I’ve already started exploring the warm-up tasks using the Wikipedia dumps (eswiki-20260301 and eswiki-20251020). My current approach is:
• Cleaning text by removing markup, templates, tables, and non-natural language elements (evaluating tools like WikiExtractor and custom parsing where needed for better control over noise)
• Tokenizing using efficient pipelines (SpaCy / custom streaming tokenizer) to ensure it works within memory constraints
• Computing token frequencies using streaming methods (to avoid loading full dumps into memory)
• Detecting neologisms by comparing token sets across dumps, with normalization to reduce noise from casing and punctuation

I’m particularly interested in improving the quality of cleaned text, since even small noise (like leftover templates or malformed markup) can significantly impact downstream LLM training.

I also have a few ideas I’d love your thoughts on:
• Using a pipeline-based architecture (stream → clean → tokenize → analyze) for scalability and reuse across languages
• Storing outputs in a structured format compatible with Databus (possibly RDF-based metadata for discoverability)
• Adding evaluation metrics for “cleanliness” of text (e.g., residual markup detection, token entropy checks)

I’ll continue working on the warm-up tasks and would be happy to share results or benchmarks soon.

Looking forward to your feedback!

Best regards,
Ayush Tripathi

Dear Ayush,

nice to see your interest in this proposal.

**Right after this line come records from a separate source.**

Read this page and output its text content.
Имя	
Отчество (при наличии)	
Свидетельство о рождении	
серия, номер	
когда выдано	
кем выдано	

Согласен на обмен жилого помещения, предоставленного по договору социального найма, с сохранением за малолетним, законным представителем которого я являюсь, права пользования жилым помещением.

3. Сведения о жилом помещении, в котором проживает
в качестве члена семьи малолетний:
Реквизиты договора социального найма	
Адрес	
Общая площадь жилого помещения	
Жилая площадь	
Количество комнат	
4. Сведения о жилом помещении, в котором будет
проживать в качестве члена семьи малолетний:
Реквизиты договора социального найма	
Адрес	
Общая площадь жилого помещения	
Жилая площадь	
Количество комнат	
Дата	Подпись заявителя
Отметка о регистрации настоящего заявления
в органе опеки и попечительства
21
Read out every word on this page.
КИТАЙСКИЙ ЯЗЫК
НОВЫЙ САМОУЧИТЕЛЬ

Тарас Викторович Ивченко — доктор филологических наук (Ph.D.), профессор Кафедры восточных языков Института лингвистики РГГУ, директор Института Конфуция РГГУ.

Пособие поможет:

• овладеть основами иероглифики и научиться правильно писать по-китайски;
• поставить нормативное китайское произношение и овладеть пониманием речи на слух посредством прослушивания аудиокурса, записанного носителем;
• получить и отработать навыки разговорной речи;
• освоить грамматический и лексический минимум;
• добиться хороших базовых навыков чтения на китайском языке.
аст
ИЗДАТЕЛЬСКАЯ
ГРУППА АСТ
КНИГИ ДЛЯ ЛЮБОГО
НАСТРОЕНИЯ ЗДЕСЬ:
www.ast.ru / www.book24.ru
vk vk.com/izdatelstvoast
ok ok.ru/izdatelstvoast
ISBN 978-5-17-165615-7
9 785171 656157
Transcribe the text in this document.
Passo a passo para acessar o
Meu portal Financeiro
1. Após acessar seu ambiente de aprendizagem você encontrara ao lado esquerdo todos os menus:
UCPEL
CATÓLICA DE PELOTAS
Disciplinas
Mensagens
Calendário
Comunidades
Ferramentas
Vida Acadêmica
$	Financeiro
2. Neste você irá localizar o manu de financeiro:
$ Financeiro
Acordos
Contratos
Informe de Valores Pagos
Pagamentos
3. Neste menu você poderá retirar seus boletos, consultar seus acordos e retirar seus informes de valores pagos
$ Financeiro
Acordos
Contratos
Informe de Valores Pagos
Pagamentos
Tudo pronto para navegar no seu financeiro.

If you have started the warm up tasks, I would like to see your results and some technical details. Please, send me an email.

Best,

-Mariano

Hi Mariano,

I have completed all three warm-up tasks and wanted to share my results here before sending a detailed email.

Token Frequency Results:

Metric eswiki-20260301 eswiki-20251020
Articles 4,843,334 4,792,369
Unique tokens 5,929,846 5,754,470
Total tokens 1,130,176,559 1,091,450,750

Note: Current neologism comparison uses top 100K tokens. Full vocabulary comparison (freq ≥ 2) is in progress — updated results coming soon.

Pipeline: Fully streaming — peak RAM only ~3GB on a 16GB machine.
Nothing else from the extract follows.